Pittsburgh - Sentinel lymph node biopsy (SLNB) performed in patients with malignant melanoma offers patients and physicians reliable information on prognosis with minimal morbidity and may improve morbidity and mortality for patients with nodal disease, an expert says.
John M. Kirkwood, M.D., professor and vice chairman for clinical research of the department of medicine at the University of Pittsburgh School of Medicine and director of the melanoma and skin cancer program at the University of Pittsburgh Cancer Institute, tells Dermatology Times, "Sentinel lymph node biopsy is a key prognostic factor for patients with melanoma who have an increasing risk of clinically occult nodal disease as the primary tumor thickness increases. Furthermore, sentinel lymph node biopsy can help physicians identify patients who are potentially suitable for possible adjuvant interferon-(IFN) alpha-2b therapy, and enables inclusion of more uniformly defined patient populations in clinical trials of newer adjuvant therapies."
The multicenter selective lymphadenectomy trial (MSLT-1) was designed to examine the efficacy of SLNB plus immediate complete lymph node dissection (CLND) vs. delayed CLND ("watch and wait" group).
"In the study, progression to more advanced nodal disease occurred at a higher rate in the patients assigned to the 'watch and wait' policy, as compared to patients who had SLNB and treatment according to the findings at SLNB.
"The patients in the 'watch and wait' group have recurrences that are associated with a greater adverse impact upon survival. The data suggests that micrometastases of melanoma, if left untreated, will grow and metastasize over time," Dr. Kirkwood says.
Argument for SLNB
Dr. Kirkwood contends that, while elective lymph node biopsy (ELNB) may be becoming archaic, the great value of SLNB should not be ignored.
"While we have dismissed the older dogma that elective lymph node dissection is the standard of care," he explains, "Sentinel node biopsy is not a modification of this procedure that must be abandoned and referred to only in historical context as a useless technique, but rather that sentinel node biopsy is a scientifically well founded approach that logically builds upon the knowledge about lymphatic metastatic spread. It affords the patient and physician a very low-risk and highly informative prognostic assessment that permits patients to plan their future therapy on the highest level of information, beyond any potential surgical benefits that the procedure may offer."
He notes that a sentinel lymph node biopsy, which is done at the time as wide excision, should be considered the standard treatment. This procedure has a failure rate of under 4 percent in negative basins, and reduces the former broader pursuit of complete lymph node dissection to focus this surgery upon only the patients at higher risk with a positive sentinel lymph node. He adds that regional disease is rare after complete node dissection for positive sentinel nodes.

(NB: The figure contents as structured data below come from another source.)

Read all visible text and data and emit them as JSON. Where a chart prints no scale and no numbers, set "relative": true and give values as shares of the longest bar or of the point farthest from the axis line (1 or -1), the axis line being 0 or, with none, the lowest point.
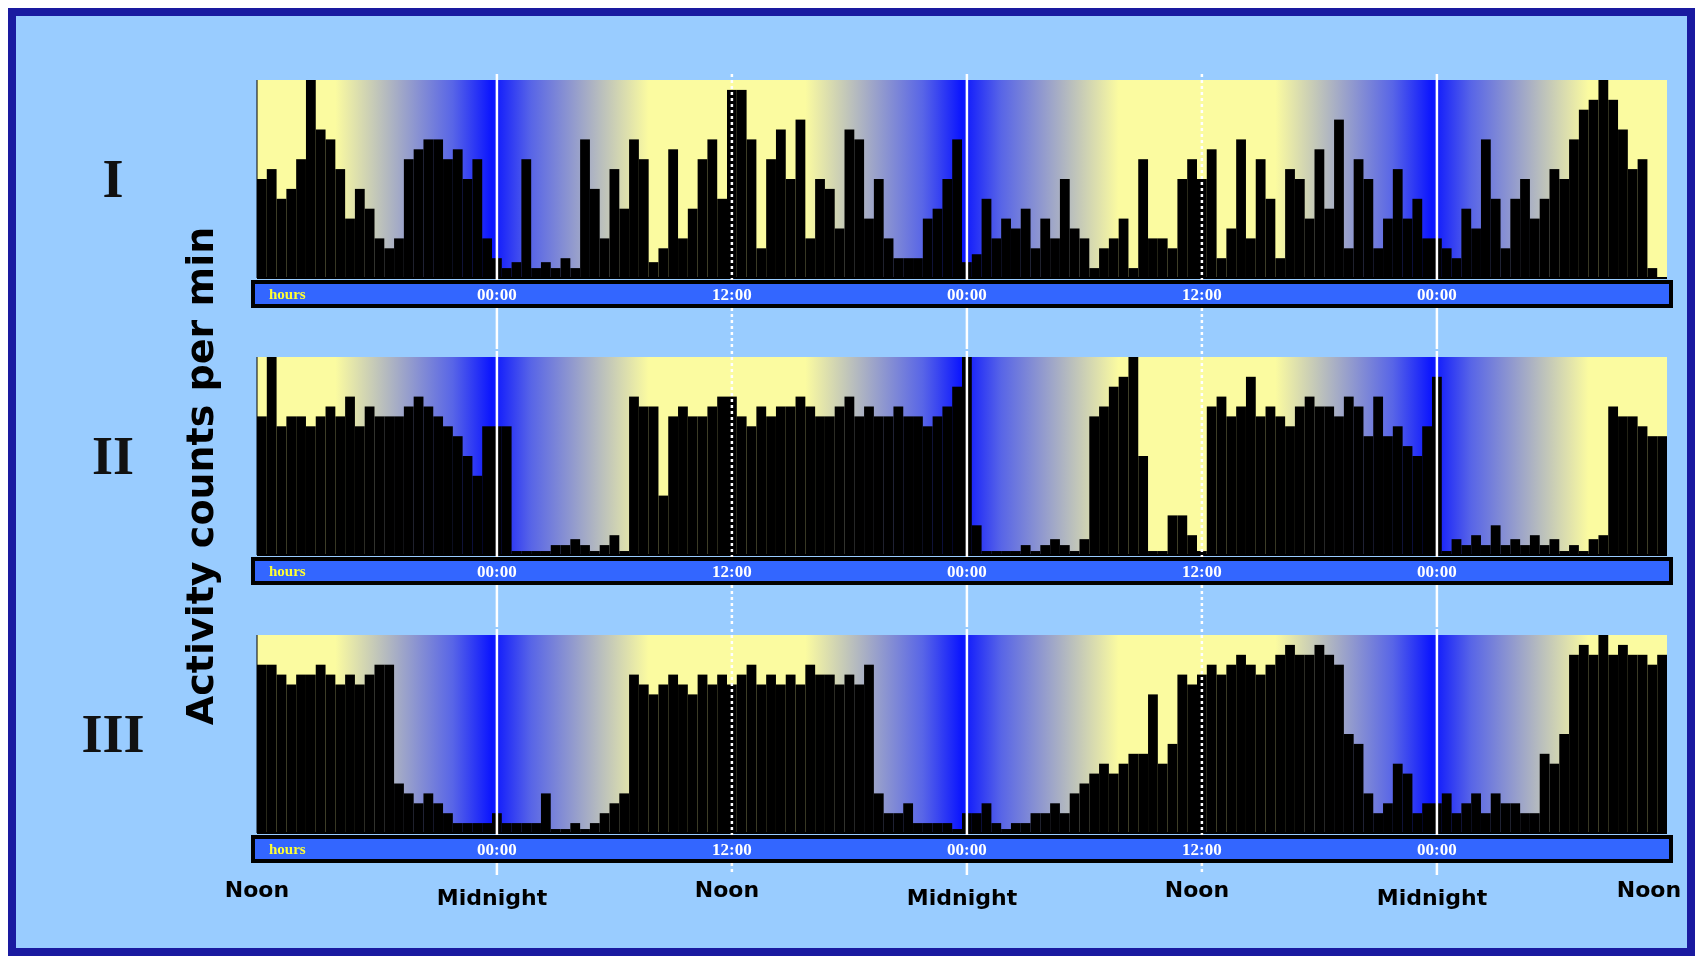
{
  "chart_data": [
    {
      "type": "bar",
      "title": "I",
      "xlabel": "hours",
      "relative": true,
      "color": "#000000",
      "categories": [
        null,
        null,
        null,
        null,
        null,
        null,
        null,
        null,
        null,
        null,
        null,
        null,
        null,
        null,
        null,
        null,
        null,
        null,
        null,
        null,
        null,
        null,
        null,
        null,
        "00:00",
        null,
        null,
        null,
        null,
        null,
        null,
        null,
        null,
        null,
        null,
        null,
        null,
        null,
        null,
        null,
        null,
        null,
        null,
        null,
        null,
        null,
        null,
        null,
        "12:00",
        null,
        null,
        null,
        null,
        null,
        null,
        null,
        null,
        null,
        null,
        null,
        null,
        null,
        null,
        null,
        null,
        null,
        null,
        null,
        null,
        null,
        null,
        null,
        "00:00",
        null,
        null,
        null,
        null,
        null,
        null,
        null,
        null,
        null,
        null,
        null,
        null,
        null,
        null,
        null,
        null,
        null,
        null,
        null,
        null,
        null,
        null,
        null,
        "12:00",
        null,
        null,
        null,
        null,
        null,
        null,
        null,
        null,
        null,
        null,
        null,
        null,
        null,
        null,
        null,
        null,
        null,
        null,
        null,
        null,
        null,
        null,
        null,
        "00:00",
        null,
        null,
        null,
        null,
        null,
        null,
        null,
        null,
        null,
        null,
        null,
        null,
        null,
        null,
        null,
        null,
        null,
        null,
        null,
        null,
        null,
        null,
        null
      ],
      "values": [
        0.5,
        0.55,
        0.4,
        0.45,
        0.6,
        1.0,
        0.75,
        0.7,
        0.55,
        0.3,
        0.45,
        0.35,
        0.2,
        0.15,
        0.2,
        0.6,
        0.65,
        0.7,
        0.7,
        0.6,
        0.65,
        0.5,
        0.6,
        0.2,
        0.1,
        0.05,
        0.08,
        0.6,
        0.05,
        0.08,
        0.05,
        0.1,
        0.05,
        0.7,
        0.45,
        0.2,
        0.55,
        0.35,
        0.7,
        0.6,
        0.08,
        0.15,
        0.65,
        0.2,
        0.35,
        0.6,
        0.7,
        0.4,
        0.95,
        0.95,
        0.7,
        0.15,
        0.6,
        0.75,
        0.5,
        0.8,
        0.2,
        0.5,
        0.45,
        0.25,
        0.75,
        0.7,
        0.3,
        0.5,
        0.2,
        0.1,
        0.1,
        0.1,
        0.3,
        0.35,
        0.5,
        0.7,
        0.08,
        0.12,
        0.4,
        0.2,
        0.3,
        0.25,
        0.35,
        0.15,
        0.3,
        0.2,
        0.5,
        0.25,
        0.2,
        0.05,
        0.15,
        0.2,
        0.3,
        0.05,
        0.6,
        0.2,
        0.2,
        0.15,
        0.5,
        0.6,
        0.5,
        0.65,
        0.1,
        0.25,
        0.7,
        0.2,
        0.6,
        0.4,
        0.1,
        0.55,
        0.5,
        0.3,
        0.65,
        0.35,
        0.8,
        0.15,
        0.6,
        0.5,
        0.15,
        0.3,
        0.55,
        0.3,
        0.4,
        0.2,
        0.2,
        0.15,
        0.1,
        0.35,
        0.25,
        0.7,
        0.4,
        0.15,
        0.4,
        0.5,
        0.3,
        0.4,
        0.55,
        0.5,
        0.7,
        0.85,
        0.9,
        1.0,
        0.9,
        0.75,
        0.55,
        0.6,
        0.05,
        0.0
      ],
      "grid": "x"
    },
    {
      "type": "bar",
      "title": "II",
      "xlabel": "hours",
      "ylabel": "Activity counts per min",
      "relative": true,
      "color": "#000000",
      "categories": [
        null,
        null,
        null,
        null,
        null,
        null,
        null,
        null,
        null,
        null,
        null,
        null,
        null,
        null,
        null,
        null,
        null,
        null,
        null,
        null,
        null,
        null,
        null,
        null,
        "00:00",
        null,
        null,
        null,
        null,
        null,
        null,
        null,
        null,
        null,
        null,
        null,
        null,
        null,
        null,
        null,
        null,
        null,
        null,
        null,
        null,
        null,
        null,
        null,
        "12:00",
        null,
        null,
        null,
        null,
        null,
        null,
        null,
        null,
        null,
        null,
        null,
        null,
        null,
        null,
        null,
        null,
        null,
        null,
        null,
        null,
        null,
        null,
        null,
        "00:00",
        null,
        null,
        null,
        null,
        null,
        null,
        null,
        null,
        null,
        null,
        null,
        null,
        null,
        null,
        null,
        null,
        null,
        null,
        null,
        null,
        null,
        null,
        null,
        "12:00",
        null,
        null,
        null,
        null,
        null,
        null,
        null,
        null,
        null,
        null,
        null,
        null,
        null,
        null,
        null,
        null,
        null,
        null,
        null,
        null,
        null,
        null,
        null,
        "00:00",
        null,
        null,
        null,
        null,
        null,
        null,
        null,
        null,
        null,
        null,
        null,
        null,
        null,
        null,
        null,
        null,
        null,
        null,
        null,
        null,
        null,
        null,
        null
      ],
      "values": [
        0.7,
        1.0,
        0.65,
        0.7,
        0.7,
        0.65,
        0.7,
        0.75,
        0.7,
        0.8,
        0.65,
        0.75,
        0.7,
        0.7,
        0.7,
        0.75,
        0.8,
        0.75,
        0.7,
        0.65,
        0.6,
        0.5,
        0.4,
        0.65,
        0.65,
        0.65,
        0.02,
        0.02,
        0.02,
        0.02,
        0.05,
        0.05,
        0.08,
        0.05,
        0.02,
        0.05,
        0.1,
        0.02,
        0.8,
        0.75,
        0.75,
        0.3,
        0.7,
        0.75,
        0.7,
        0.7,
        0.75,
        0.8,
        0.8,
        0.7,
        0.65,
        0.75,
        0.7,
        0.75,
        0.75,
        0.8,
        0.75,
        0.7,
        0.7,
        0.75,
        0.8,
        0.7,
        0.75,
        0.7,
        0.7,
        0.75,
        0.7,
        0.7,
        0.65,
        0.7,
        0.75,
        0.85,
        1.0,
        0.15,
        0.02,
        0.02,
        0.02,
        0.02,
        0.05,
        0.02,
        0.05,
        0.08,
        0.05,
        0.02,
        0.08,
        0.7,
        0.75,
        0.85,
        0.9,
        1.0,
        0.5,
        0.02,
        0.02,
        0.2,
        0.2,
        0.1,
        0.02,
        0.75,
        0.8,
        0.7,
        0.75,
        0.9,
        0.7,
        0.75,
        0.7,
        0.65,
        0.75,
        0.8,
        0.75,
        0.75,
        0.7,
        0.8,
        0.75,
        0.6,
        0.8,
        0.6,
        0.65,
        0.55,
        0.5,
        0.65,
        0.9,
        0.02,
        0.08,
        0.05,
        0.1,
        0.05,
        0.15,
        0.05,
        0.08,
        0.05,
        0.1,
        0.05,
        0.08,
        0.02,
        0.05,
        0.02,
        0.08,
        0.1,
        0.75,
        0.7,
        0.7,
        0.65,
        0.6,
        0.6
      ],
      "grid": "x"
    },
    {
      "type": "bar",
      "title": "III",
      "xlabel": "hours",
      "relative": true,
      "color": "#000000",
      "categories": [
        null,
        null,
        null,
        null,
        null,
        null,
        null,
        null,
        null,
        null,
        null,
        null,
        null,
        null,
        null,
        null,
        null,
        null,
        null,
        null,
        null,
        null,
        null,
        null,
        "00:00",
        null,
        null,
        null,
        null,
        null,
        null,
        null,
        null,
        null,
        null,
        null,
        null,
        null,
        null,
        null,
        null,
        null,
        null,
        null,
        null,
        null,
        null,
        null,
        "12:00",
        null,
        null,
        null,
        null,
        null,
        null,
        null,
        null,
        null,
        null,
        null,
        null,
        null,
        null,
        null,
        null,
        null,
        null,
        null,
        null,
        null,
        null,
        null,
        "00:00",
        null,
        null,
        null,
        null,
        null,
        null,
        null,
        null,
        null,
        null,
        null,
        null,
        null,
        null,
        null,
        null,
        null,
        null,
        null,
        null,
        null,
        null,
        null,
        "12:00",
        null,
        null,
        null,
        null,
        null,
        null,
        null,
        null,
        null,
        null,
        null,
        null,
        null,
        null,
        null,
        null,
        null,
        null,
        null,
        null,
        null,
        null,
        null,
        "00:00",
        null,
        null,
        null,
        null,
        null,
        null,
        null,
        null,
        null,
        null,
        null,
        null,
        null,
        null,
        null,
        null,
        null,
        null,
        null,
        null,
        null,
        null,
        null
      ],
      "values": [
        0.85,
        0.85,
        0.8,
        0.75,
        0.8,
        0.8,
        0.85,
        0.8,
        0.75,
        0.8,
        0.75,
        0.8,
        0.85,
        0.85,
        0.25,
        0.2,
        0.15,
        0.2,
        0.15,
        0.1,
        0.05,
        0.05,
        0.05,
        0.05,
        0.1,
        0.05,
        0.05,
        0.05,
        0.05,
        0.2,
        0.02,
        0.02,
        0.05,
        0.02,
        0.05,
        0.1,
        0.15,
        0.2,
        0.8,
        0.75,
        0.7,
        0.75,
        0.8,
        0.75,
        0.7,
        0.8,
        0.75,
        0.8,
        0.75,
        0.8,
        0.85,
        0.75,
        0.8,
        0.75,
        0.8,
        0.75,
        0.85,
        0.8,
        0.8,
        0.75,
        0.8,
        0.75,
        0.85,
        0.2,
        0.1,
        0.1,
        0.15,
        0.05,
        0.05,
        0.05,
        0.05,
        0.02,
        0.1,
        0.1,
        0.15,
        0.05,
        0.02,
        0.05,
        0.05,
        0.1,
        0.1,
        0.15,
        0.1,
        0.2,
        0.25,
        0.3,
        0.35,
        0.3,
        0.35,
        0.4,
        0.4,
        0.7,
        0.35,
        0.45,
        0.8,
        0.75,
        0.8,
        0.85,
        0.8,
        0.85,
        0.9,
        0.85,
        0.8,
        0.85,
        0.9,
        0.95,
        0.9,
        0.9,
        0.95,
        0.9,
        0.85,
        0.5,
        0.45,
        0.2,
        0.1,
        0.15,
        0.35,
        0.3,
        0.1,
        0.15,
        0.15,
        0.2,
        0.1,
        0.15,
        0.2,
        0.1,
        0.2,
        0.15,
        0.15,
        0.1,
        0.1,
        0.4,
        0.35,
        0.5,
        0.9,
        0.95,
        0.9,
        1.0,
        0.9,
        0.95,
        0.9,
        0.9,
        0.85,
        0.9
      ],
      "grid": "x",
      "annotations": [
        "Noon",
        "Midnight",
        "Noon",
        "Midnight",
        "Noon",
        "Midnight",
        "Noon"
      ]
    }
  ]
}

According to Dr. Kirkwood, there are a few essential arguments in favor of doing a sentinel lymph node biopsy.
Prognosis and staging
SLN status has been demonstrated repeatedly to be the most powerful independent prognostic factor predicting survival.
Dr. Kirkwood says that SLNB permits the modern oncologist to rationally individualize treatment for localized melanoma, and has significant advantages over the former policy of ELND.
He explains that restricting complete node dissections to only those patients with a proven metastasis in the sentinel node reduces the morbidity for the node-negative population of patients and assures better staging for the node-positive patients. The SLNB uniquely allows the identification and assessment of "intercalated" or in-transit nodes that are missed by ELND.
Sentinel node mapping and biopsy has advantages over ELND in terms of the detection of unusual metastatic patterns, and in-transit disease. Preoperative drainage scans demonstrate nodes that are missed with all other approaches.